Desconfio que a volta à escola será ainda mais líquida, mais intangível, mais imaterial. Duvido que possa dar a típica palmadinha nas costas de «bom trabalho» e a sala de aula dependerá cada vez mais do Classroom (e da Google, sabe-se lá porquê e não tenho mais dados pessoais para poder averiguar). O quadro e o giz dividir-se-ão entre a fantasia das mentes juvenis mais manipulativas e o estorvo para os alérgicos. Mas mesmo os espirros, inconvenientes e transmissores de muitas mais maleitas do que a gripe sazonal, como sabemos, não levarão o velhinho quadro da sala de aula porque a escola a que me refiro é pública e algo me diz que, mesmo passado esta emergência de saúde pública global - a globalização a atacar descaradamente os glóbulos brancos da humanidade -, o que é público continuará a ser uma carga para a economia, essa disciplina que, se não vai de mãos dadas com a história, sempre se esquecerá dos homens e não passará duma palavra vazia, sem qualquer riqueza.
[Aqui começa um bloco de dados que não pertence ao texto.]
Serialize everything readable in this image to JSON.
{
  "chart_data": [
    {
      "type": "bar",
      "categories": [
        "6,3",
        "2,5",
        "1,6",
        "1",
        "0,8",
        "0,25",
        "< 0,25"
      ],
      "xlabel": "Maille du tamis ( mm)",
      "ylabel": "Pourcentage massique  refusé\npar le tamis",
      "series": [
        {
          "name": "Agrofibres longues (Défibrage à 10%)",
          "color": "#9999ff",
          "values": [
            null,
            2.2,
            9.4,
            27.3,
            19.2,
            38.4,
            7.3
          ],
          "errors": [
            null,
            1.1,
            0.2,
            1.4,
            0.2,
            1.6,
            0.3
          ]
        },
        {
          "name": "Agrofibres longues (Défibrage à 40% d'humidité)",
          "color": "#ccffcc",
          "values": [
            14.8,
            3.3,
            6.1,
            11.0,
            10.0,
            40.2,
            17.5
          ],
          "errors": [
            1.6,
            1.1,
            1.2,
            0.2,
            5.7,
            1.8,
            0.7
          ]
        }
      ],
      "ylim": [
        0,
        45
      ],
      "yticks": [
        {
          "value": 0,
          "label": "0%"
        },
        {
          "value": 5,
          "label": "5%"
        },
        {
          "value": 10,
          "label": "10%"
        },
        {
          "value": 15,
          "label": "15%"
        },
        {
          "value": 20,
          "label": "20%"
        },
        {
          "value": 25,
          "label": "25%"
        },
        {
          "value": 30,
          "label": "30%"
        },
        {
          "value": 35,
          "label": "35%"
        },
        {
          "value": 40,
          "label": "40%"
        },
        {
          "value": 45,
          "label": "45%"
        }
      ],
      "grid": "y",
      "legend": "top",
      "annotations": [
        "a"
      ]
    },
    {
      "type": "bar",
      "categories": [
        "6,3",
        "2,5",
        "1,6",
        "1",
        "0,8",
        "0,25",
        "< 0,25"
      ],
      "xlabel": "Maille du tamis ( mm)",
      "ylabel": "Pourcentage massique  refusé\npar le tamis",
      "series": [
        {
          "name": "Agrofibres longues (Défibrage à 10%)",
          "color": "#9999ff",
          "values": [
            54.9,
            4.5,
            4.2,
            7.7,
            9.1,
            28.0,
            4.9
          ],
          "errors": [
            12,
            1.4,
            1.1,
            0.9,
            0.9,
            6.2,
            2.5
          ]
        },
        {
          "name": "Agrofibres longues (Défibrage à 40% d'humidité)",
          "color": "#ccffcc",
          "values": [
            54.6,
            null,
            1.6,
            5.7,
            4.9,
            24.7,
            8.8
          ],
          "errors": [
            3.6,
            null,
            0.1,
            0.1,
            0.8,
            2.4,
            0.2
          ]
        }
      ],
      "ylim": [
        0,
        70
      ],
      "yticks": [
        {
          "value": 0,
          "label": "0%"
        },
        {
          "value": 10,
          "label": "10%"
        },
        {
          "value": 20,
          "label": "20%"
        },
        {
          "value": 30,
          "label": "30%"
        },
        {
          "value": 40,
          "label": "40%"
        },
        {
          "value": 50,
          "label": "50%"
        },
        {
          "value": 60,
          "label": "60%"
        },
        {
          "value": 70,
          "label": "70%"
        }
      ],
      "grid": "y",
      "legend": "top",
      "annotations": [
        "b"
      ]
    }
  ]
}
Está-se mesmo a ver o «homo incongruentus» que sou, que escreve num blog porque sabe que o seu bloco de notas dentro da gaveta da secretária ainda terá menos leitores, porém, não quer ser mais digital do que já é. E, sinceramente, não lhe parece que a volta do mundo ao mundo, após este resguardo caseiro forçado, ainda mais digitalizada e asséptica à força, nos traga qualquer benefício para além dos que os que já temos. Isto é, salvo quando a tecnologia melhora a qualidade de vida, respeita o ambiente, não substitui a essência humana, quando se soma e não exclui, denigra ou mata a humanidade.
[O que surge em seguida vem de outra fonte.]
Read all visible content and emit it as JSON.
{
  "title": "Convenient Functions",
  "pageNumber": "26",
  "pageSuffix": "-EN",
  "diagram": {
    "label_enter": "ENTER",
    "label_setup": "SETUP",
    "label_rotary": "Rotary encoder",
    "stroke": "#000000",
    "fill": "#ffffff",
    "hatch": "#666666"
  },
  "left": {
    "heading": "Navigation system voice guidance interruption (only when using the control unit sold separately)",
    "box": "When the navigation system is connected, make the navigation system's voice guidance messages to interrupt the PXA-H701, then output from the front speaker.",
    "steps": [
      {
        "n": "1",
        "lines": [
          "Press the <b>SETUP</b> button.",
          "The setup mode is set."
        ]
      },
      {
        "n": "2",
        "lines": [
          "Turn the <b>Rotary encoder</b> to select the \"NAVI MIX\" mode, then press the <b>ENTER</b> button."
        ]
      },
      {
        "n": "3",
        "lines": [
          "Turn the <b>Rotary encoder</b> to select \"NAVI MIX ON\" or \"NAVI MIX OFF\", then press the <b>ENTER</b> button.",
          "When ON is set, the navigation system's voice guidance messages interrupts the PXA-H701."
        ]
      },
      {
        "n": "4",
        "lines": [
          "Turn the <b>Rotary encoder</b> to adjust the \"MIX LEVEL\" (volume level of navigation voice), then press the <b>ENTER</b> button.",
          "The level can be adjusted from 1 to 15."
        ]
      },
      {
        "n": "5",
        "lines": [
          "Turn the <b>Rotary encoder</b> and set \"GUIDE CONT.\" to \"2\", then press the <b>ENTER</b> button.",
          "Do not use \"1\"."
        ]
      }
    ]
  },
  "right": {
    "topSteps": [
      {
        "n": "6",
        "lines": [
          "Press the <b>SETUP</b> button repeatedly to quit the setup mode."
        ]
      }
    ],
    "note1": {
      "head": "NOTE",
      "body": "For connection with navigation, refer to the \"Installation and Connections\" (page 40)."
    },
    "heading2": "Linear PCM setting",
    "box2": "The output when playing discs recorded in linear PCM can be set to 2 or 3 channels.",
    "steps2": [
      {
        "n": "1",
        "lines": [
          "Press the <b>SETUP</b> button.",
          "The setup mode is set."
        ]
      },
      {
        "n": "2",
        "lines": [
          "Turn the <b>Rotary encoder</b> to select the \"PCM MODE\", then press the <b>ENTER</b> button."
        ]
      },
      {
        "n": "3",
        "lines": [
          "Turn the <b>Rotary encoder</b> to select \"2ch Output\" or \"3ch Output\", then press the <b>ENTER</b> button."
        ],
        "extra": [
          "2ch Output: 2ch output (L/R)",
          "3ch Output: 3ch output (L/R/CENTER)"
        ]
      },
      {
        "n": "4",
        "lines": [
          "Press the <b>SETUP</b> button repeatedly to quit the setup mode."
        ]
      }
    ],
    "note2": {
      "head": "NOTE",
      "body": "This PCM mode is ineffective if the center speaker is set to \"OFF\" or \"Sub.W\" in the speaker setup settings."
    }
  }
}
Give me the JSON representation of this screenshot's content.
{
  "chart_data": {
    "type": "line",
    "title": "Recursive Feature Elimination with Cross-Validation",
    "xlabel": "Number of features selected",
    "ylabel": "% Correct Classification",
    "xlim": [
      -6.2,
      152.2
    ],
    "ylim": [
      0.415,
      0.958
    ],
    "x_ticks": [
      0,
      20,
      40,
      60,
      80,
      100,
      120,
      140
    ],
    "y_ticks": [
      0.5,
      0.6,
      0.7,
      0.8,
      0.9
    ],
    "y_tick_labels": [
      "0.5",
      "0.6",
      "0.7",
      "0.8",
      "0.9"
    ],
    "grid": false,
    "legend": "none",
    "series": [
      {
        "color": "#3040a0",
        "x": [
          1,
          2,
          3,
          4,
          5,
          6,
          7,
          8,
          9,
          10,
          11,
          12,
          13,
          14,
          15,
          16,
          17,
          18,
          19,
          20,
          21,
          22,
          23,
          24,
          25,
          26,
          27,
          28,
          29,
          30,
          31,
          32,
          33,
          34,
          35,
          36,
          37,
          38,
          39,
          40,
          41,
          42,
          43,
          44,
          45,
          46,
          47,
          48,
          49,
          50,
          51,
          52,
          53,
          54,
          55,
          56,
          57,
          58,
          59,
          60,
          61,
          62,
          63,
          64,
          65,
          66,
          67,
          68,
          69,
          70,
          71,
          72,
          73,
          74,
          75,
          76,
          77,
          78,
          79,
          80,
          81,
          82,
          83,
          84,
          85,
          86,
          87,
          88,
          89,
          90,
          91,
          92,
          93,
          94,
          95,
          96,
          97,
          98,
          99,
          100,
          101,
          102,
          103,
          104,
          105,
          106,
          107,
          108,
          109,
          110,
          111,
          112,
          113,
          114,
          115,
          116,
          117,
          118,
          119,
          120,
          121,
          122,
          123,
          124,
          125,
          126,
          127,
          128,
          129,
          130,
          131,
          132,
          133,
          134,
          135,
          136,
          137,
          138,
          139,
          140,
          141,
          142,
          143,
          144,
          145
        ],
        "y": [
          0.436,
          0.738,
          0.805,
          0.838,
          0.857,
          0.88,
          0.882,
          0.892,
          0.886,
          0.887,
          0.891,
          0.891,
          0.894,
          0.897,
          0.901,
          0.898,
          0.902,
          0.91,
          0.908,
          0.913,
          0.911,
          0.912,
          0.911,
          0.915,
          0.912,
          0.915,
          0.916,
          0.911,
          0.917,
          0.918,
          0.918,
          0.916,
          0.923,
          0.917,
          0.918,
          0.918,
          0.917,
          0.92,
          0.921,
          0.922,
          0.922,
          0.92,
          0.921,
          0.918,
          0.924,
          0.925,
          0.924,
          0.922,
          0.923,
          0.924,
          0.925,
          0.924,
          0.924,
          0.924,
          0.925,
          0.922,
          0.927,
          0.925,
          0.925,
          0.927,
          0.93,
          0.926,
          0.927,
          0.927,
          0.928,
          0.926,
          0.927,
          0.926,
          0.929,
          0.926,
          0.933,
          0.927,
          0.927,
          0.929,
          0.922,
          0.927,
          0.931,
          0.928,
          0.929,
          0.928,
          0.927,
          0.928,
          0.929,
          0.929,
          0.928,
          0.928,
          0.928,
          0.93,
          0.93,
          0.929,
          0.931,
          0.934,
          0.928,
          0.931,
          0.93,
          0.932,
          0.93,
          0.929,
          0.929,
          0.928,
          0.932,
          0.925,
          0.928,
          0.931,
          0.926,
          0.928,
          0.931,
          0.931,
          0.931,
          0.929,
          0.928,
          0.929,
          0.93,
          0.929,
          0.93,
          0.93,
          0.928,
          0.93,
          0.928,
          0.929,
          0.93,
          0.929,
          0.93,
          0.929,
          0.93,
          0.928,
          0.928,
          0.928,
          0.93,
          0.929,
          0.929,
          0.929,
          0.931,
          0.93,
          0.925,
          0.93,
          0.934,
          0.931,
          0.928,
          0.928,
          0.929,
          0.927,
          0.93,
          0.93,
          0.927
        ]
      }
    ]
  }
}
O vírus anda lá fora a matar, principalmente, aqueles que conheceram esta vida antes destas redes, antes da sociedade se liquidificar (o que diria Bauhman se vivesse este momento?). É perverso o grande cabrão. Parece mesmo ter sido fabricado por uma grande empresa para nos obrigar a atualizar o sistema operativo civilizacional, o MS-DOS planetário. (Podia ter escrito windows, mas não me apeteceu, os sistemas operativos pré-Bill Gates também têm muito mérito!)
O Coronavirus sabe que os mais velhos são perigosos. Alguns ainda se lembram do que foi a Segunda Guerra Mundial, das ditaduras do século XX (e das nossas peninsulares, em particular), da União Soviética, das esperanças de Maio, das revoluções de Abril e dos fiascos de Praga. Tanto se lembram de como era cantar numa praça, como da necessidade de protestar pela dignidade dos seus filhos e dos netos, como em 2008.
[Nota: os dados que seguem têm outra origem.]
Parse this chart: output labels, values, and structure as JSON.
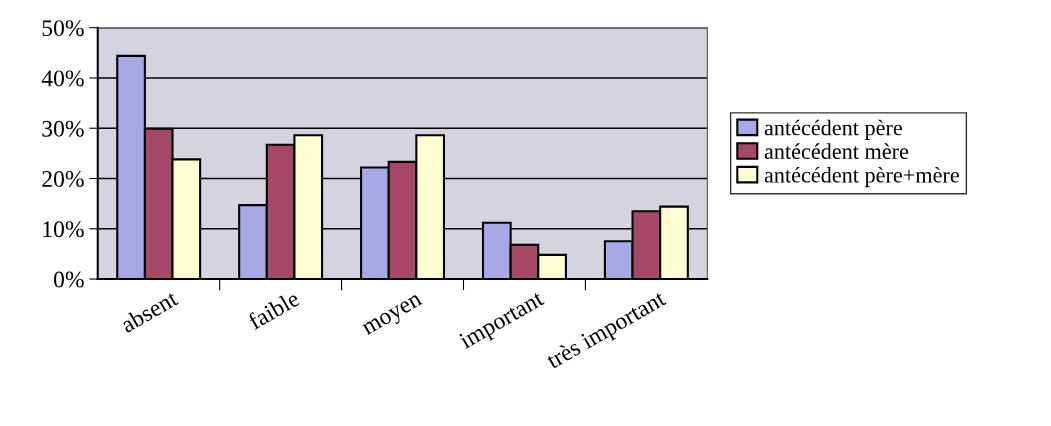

Lembram-se de ir ao mercado, ao supermercado e ao hipermercado, para comprar o que necessitavam e até podem ter-se ajoelhado perante muitos deuses, mas desconfiam da deificação dos Mercados.
Fui criado no meio de muita criançada mas com a presença de muitos olhares velhos, enrugados de dores e de alegrias. Tive sorte. Pode ser que mais alguém que foi puto como eu se lembre, sem saudosismo, só com carinho do sangue dos teus «egrégios avós» que não nos hão-de guiar a nenhuma vitória, apenas nos manterão centrados na bondade, na generosidade...
E tudo isto para dizer que tenho mais medo de me infectar totalmente com o virus da digitalização do que padecer de COVID19. Tenho a certeza que a minha alma analógica persistiria ao segundo. Já ao primeiro, é que não sei...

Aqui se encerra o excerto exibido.